Sejujurnya dunia memang demikianlah adanya. Dunia secara alami memang tidak lain adalah “mataa’un ghurur”? Bahwa dunia ini memang penuh dengan tipu daya. Dan manusia yang hanyut dengan dunia seperti ini berada di dua kemungkinan: tertipu atau menjadi penipu.
Dalam dunia so called modern saat ini hampir segala sesuatu menjadi bagian dari rekayasa itu. Dari kecantikan, senyuman, pertemanan, hingga kepada sistim keuangan dunia masuk dalam kategori rekayasa. Rekayasa yang kita maksud adalah sesuatu yang sesungguhnya bukan kenyataan. Dalam dunia perekonomian misalnya kita mengenal istilah “bubble economy” yang berujung kepada krisis besar perekonomian dunia.
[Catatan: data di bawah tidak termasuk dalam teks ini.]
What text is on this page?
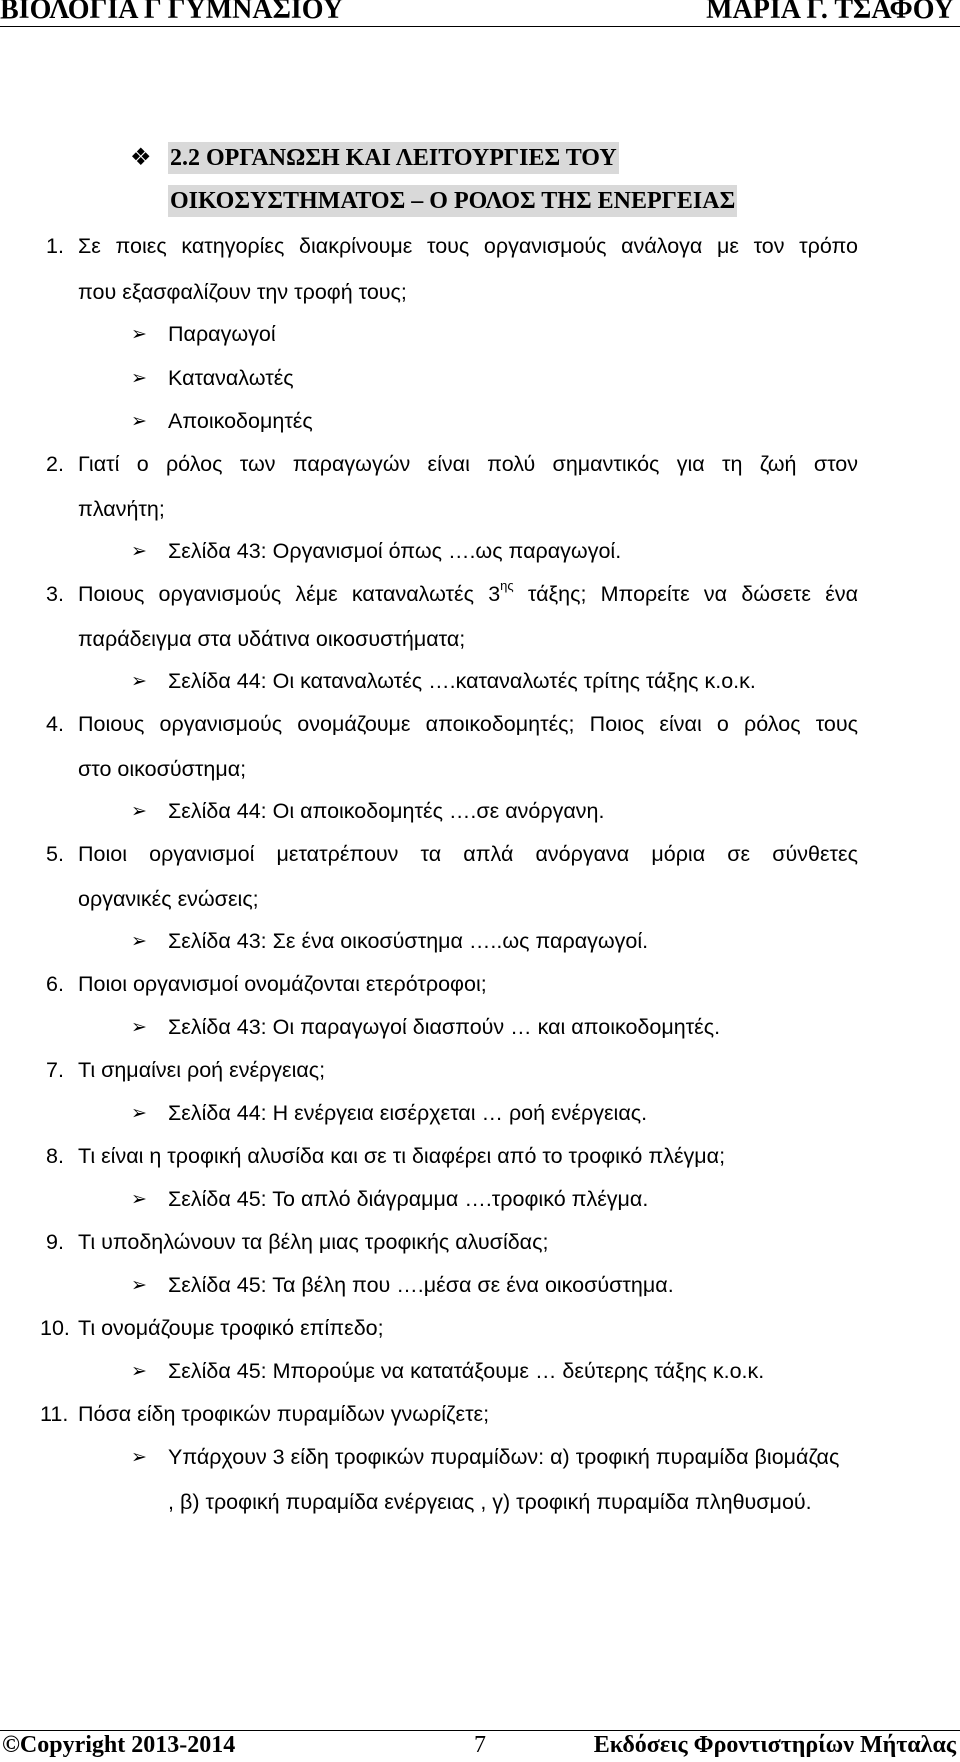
ΒΙΟΛΟΓΙΑ Γ ΓΥΜΝΑΣΙΟΥ	ΜΑΡΙΑ Γ. ΤΣΑΦΟΥ
❖ 2.2 ΟΡΓΑΝΩΣΗ ΚΑΙ ΛΕΙΤΟΥΡΓΙΕΣ ΤΟΥ
ΟΙΚΟΣΥΣΤΗΜΑΤΟΣ – Ο ΡΟΛΟΣ ΤΗΣ ΕΝΕΡΓΕΙΑΣ
1. Σε ποιες κατηγορίες διακρίνουμε τους οργανισμούς ανάλογα με τον τρόπο
που εξασφαλίζουν την τροφή τους;
➢ Παραγωγοί
➢ Καταναλωτές
➢ Αποικοδομητές
2. Γιατί ο ρόλος των παραγωγών είναι πολύ σημαντικός για τη ζωή στον
πλανήτη;
➢ Σελίδα 43: Οργανισμοί όπως ….ως παραγωγοί.
3. Ποιους οργανισμούς λέμε καταναλωτές $3^{\eta\varsigma}$ τάξης; Μπορείτε να δώσετε ένα
παράδειγμα στα υδάτινα οικοσυστήματα;
➢ Σελίδα 44: Οι καταναλωτές ….καταναλωτές τρίτης τάξης κ.ο.κ.
4. Ποιους οργανισμούς ονομάζουμε αποικοδομητές; Ποιος είναι ο ρόλος τους
στο οικοσύστημα;
➢ Σελίδα 44: Οι αποικοδομητές ….σε ανόργανη.
5. Ποιοι οργανισμοί μετατρέπουν τα απλά ανόργανα μόρια σε σύνθετες
οργανικές ενώσεις;
➢ Σελίδα 43: Σε ένα οικοσύστημα …..ως παραγωγοί.
6. Ποιοι οργανισμοί ονομάζονται ετερότροφοι;
➢ Σελίδα 43: Οι παραγωγοί διασπούν … και αποικοδομητές.
7. Τι σημαίνει ροή ενέργειας;
➢ Σελίδα 44: Η ενέργεια εισέρχεται … ροή ενέργειας.
8. Τι είναι η τροφική αλυσίδα και σε τι διαφέρει από το τροφικό πλέγμα;
➢ Σελίδα 45: Το απλό διάγραμμα ….τροφικό πλέγμα.
9. Τι υποδηλώνουν τα βέλη μιας τροφικής αλυσίδας;
➢ Σελίδα 45: Τα βέλη που ….μέσα σε ένα οικοσύστημα.
10. Τι ονομάζουμε τροφικό επίπεδο;
➢ Σελίδα 45: Μπορούμε να κατατάξουμε … δεύτερης τάξης κ.ο.κ.
11. Πόσα είδη τροφικών πυραμίδων γνωρίζετε;
➢ Υπάρχουν 3 είδη τροφικών πυραμίδων: α) τροφική πυραμίδα βιομάζας
, β) τροφική πυραμίδα ενέργειας , γ) τροφική πυραμίδα πληθυσμού.
©Copyright 2013-2014	7	Εκδόσεις Φροντιστηρίων Μήταλας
Mengecilnyan kehidupan alami (bukan hidup rekayasa) ini membawa dampak negatif kepada kehidupan manusia. Bahkan yang paling berbahaya adalah relasi antar manusia lebih sering terbangun di atas pijakan “rekayasa kepentingan”. Di saat kepentingan masih kuat relasi itu juga masih solid. Di saat kepentingan itu rapuh maka relasi itu juga menjadi rapuh. Hubungan antar manusia seperti itu bagaikan busah di tengah samudra luas, terombang ambing ke sana ke mari mengarah sesuai hembusan angin kepentingan tadi.
Ambillah satu contoh nyata dalam kehidupan manusia yang penuh rekayasa itu. Bahkan yang paling intim sekalipun. Hubungan antara suami-isteri dalam institusi rumah tangga itu sendiri. Dunia modern yang penuh rekayasa saat ini menjadikan hubungan suami isteri seringkali juga dibangun di atas rekayasa-rekayasa. Hilang jenuinitas (keaslian) hubungan itu. Yaitu hubungan yang dibangun di atas dasar “lillahi ta’ala” dalam bahasa agamanya. Kemurnian atau keikhlasan dalam bahasa agama semakin mengecil, bahkan termarjinalkan.
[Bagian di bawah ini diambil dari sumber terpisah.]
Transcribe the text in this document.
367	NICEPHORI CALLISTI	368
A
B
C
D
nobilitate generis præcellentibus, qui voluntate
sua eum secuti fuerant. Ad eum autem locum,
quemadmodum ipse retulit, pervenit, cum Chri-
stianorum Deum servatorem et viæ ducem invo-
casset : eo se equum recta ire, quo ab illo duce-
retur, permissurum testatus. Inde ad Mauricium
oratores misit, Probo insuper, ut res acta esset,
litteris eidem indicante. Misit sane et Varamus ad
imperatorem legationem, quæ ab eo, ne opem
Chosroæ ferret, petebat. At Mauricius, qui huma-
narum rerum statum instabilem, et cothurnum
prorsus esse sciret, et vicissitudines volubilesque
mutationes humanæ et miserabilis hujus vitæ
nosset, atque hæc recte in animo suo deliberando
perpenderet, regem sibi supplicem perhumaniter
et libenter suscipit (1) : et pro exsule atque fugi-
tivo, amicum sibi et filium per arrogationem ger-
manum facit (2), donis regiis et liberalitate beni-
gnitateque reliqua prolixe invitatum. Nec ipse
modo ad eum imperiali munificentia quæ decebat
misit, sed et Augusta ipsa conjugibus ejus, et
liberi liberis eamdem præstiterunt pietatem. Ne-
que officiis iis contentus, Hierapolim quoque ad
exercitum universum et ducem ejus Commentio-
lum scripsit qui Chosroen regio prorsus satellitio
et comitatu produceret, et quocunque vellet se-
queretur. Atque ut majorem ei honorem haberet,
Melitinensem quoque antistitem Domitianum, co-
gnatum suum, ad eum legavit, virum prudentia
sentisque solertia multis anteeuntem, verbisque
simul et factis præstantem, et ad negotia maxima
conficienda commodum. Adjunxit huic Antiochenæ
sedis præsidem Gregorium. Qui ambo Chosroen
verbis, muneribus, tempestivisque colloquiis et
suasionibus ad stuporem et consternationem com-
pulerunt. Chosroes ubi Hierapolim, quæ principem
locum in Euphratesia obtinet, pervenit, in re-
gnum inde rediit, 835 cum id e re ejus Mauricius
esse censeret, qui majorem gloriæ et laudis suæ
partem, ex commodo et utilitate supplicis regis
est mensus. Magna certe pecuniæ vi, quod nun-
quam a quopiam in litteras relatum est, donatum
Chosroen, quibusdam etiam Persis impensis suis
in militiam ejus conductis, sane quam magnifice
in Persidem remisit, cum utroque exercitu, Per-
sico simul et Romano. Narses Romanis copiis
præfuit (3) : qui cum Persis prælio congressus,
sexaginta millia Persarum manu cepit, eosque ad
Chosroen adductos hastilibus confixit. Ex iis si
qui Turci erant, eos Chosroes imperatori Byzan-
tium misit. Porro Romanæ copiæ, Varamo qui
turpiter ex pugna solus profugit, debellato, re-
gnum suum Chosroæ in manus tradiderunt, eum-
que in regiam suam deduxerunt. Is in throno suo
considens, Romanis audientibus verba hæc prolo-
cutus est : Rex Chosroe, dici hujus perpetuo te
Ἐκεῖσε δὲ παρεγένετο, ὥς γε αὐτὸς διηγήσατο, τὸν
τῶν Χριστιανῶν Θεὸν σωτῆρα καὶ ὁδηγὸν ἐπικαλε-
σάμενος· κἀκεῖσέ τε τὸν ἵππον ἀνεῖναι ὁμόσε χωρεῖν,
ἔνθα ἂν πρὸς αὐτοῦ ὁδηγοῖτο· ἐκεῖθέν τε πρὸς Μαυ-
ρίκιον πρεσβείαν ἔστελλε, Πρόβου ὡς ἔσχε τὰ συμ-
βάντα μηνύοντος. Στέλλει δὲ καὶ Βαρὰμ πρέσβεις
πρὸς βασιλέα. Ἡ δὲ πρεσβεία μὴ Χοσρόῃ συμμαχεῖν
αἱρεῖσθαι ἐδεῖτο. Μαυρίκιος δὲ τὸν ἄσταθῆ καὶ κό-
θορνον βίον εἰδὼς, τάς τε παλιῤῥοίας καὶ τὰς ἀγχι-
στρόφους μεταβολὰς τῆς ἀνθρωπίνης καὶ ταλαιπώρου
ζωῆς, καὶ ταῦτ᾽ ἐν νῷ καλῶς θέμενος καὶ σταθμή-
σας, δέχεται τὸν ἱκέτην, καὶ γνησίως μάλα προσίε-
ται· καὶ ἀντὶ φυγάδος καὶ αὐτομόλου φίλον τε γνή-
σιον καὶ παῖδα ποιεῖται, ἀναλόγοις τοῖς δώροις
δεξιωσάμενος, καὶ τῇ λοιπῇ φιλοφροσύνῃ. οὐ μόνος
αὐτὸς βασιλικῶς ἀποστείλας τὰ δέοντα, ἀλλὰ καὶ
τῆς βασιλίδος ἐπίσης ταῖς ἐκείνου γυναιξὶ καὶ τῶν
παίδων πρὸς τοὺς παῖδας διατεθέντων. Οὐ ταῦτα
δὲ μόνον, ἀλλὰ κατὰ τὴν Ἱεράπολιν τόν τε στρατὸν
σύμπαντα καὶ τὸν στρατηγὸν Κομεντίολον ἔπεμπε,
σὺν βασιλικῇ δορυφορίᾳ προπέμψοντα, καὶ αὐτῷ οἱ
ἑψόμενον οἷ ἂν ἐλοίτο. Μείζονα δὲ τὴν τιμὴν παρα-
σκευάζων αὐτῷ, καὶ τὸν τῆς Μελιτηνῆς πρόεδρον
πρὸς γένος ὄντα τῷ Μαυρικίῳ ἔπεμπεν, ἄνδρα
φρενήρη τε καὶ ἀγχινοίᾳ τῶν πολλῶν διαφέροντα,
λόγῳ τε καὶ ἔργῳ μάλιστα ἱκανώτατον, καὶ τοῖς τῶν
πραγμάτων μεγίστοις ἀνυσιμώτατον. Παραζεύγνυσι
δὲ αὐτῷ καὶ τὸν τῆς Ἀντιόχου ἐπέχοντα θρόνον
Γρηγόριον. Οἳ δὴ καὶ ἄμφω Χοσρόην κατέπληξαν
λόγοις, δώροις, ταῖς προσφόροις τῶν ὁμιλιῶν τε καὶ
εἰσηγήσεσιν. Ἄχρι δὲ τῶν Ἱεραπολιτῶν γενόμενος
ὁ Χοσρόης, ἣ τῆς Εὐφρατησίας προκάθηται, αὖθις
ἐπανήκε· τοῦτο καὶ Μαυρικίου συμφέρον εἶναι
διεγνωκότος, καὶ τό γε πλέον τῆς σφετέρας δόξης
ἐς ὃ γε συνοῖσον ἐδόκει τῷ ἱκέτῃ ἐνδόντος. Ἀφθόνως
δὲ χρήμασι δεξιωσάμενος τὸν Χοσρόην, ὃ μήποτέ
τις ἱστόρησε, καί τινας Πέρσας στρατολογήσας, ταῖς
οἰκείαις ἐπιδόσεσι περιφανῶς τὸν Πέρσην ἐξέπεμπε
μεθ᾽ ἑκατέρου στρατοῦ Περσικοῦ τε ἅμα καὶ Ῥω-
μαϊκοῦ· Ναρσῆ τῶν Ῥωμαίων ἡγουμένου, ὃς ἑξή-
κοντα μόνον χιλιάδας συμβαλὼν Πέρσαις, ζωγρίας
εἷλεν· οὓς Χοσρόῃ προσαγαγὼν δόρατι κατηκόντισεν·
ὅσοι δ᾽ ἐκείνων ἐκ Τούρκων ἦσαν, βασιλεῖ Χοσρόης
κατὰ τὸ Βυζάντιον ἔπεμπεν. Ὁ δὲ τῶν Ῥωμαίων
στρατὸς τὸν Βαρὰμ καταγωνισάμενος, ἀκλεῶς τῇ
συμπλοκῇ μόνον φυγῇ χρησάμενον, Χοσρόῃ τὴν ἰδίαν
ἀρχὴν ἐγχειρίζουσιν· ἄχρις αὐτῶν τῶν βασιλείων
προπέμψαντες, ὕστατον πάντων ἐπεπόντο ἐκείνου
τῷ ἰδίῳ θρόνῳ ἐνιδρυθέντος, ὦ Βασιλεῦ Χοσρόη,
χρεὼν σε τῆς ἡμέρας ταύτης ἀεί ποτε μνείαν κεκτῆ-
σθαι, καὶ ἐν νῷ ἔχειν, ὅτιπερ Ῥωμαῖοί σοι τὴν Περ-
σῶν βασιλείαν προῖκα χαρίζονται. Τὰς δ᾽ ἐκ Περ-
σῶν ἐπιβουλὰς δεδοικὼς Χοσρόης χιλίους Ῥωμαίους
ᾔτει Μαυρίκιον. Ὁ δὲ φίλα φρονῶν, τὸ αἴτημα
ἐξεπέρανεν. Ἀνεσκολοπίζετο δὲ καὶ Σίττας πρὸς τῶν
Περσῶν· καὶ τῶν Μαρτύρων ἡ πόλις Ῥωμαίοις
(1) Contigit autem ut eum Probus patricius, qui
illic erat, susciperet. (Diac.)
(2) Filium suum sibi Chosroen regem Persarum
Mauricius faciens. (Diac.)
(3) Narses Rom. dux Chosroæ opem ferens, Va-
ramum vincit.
Yang mendominasi hubungan suami isteri saat ini adalah rekayasa-rekayasan kemanusiaan. Bahkan cinta sekalipun umumnya terbangun di atas dasar rekayasa itu. Kecantikan atau ketampanan pun juga kerap kali tidak lepas dari rekayasa. Sehingga nilai “keaslian” relasi menjadi minim. Isteri menjadi sangat cantik bukan lagi karena memang cantik secara alami, lahir dan batin. Tapi penuh dengan “make up”, yang artinya “direkayasa”. Ketertarikan antara suami dan isteri terbangun di atas atraksi “make up” (rekayasa) ini.
Inilah yang berakibat kepada kenyataan bahwa tingkat perceraian tertinggi justeru terjadi di kalangan kelas menengah ke atas. Bahkan perceraian tercepat dunia umumnya terjadi di kalangan selebriti Hollywood. Padahal secara kasat mata mereka cantik/ganteng, kaya dan populer. Tapi kenapa persentasi cerai tertinggi dan tercepat terjadi di kalangan mereka? Jawabannya kerena keaslian (junuinitas) hubungan tadi semakin minim.
Makan sate ayam kampung di Pati mengingatkan saya betapa kehidupan yang alami, kehidupan yang dalam bahasa agamanya dikenal dengan “fitrah” itu menjadi esensial. Manusia diciptakan di atas kehidupan yang fitrah, dan manusia hanya akan menemukan ketenangan hidupnya di saat hidup fitrah itu terjaga. Bukan kehidupan yang penuh rekayasa dan penuh kepura-puraan.
Teringat Buya Hamka
Kami tiba di tempat acara, sebuah sekolah khusus yang diinisiasi dan dikelolah oleh pak Budi, pengusaha Semarang yang saya sebutkan terdahulu. Sekolah ini relatif baru, tapi sangat berkualitas karena mengikut sistim pendidikan Al-Azhar yang berpusat di Jakarta.
Memasuki area sekolah mengingatkan saya kepada banyak hal. Satu di antaranya adalah mengingatkan saya kepada seorang ulama besar yang identikal dengan sekolah itu. Hamka adalah nama besar dan sosok nasional bahkan dunia yang mengagumkan. Betapa tidak beliau adalah salah seorang ulama modern di abad 20 yang mampu menghubungkan antara keaslian tradisi agama dan perkembangan dunia baru. Tafsir Al-Azhar selayaknya menjadi rujukan setara dengan karya-karya ulama dunia lainnya. Tapi apakah itu bisa terwujud?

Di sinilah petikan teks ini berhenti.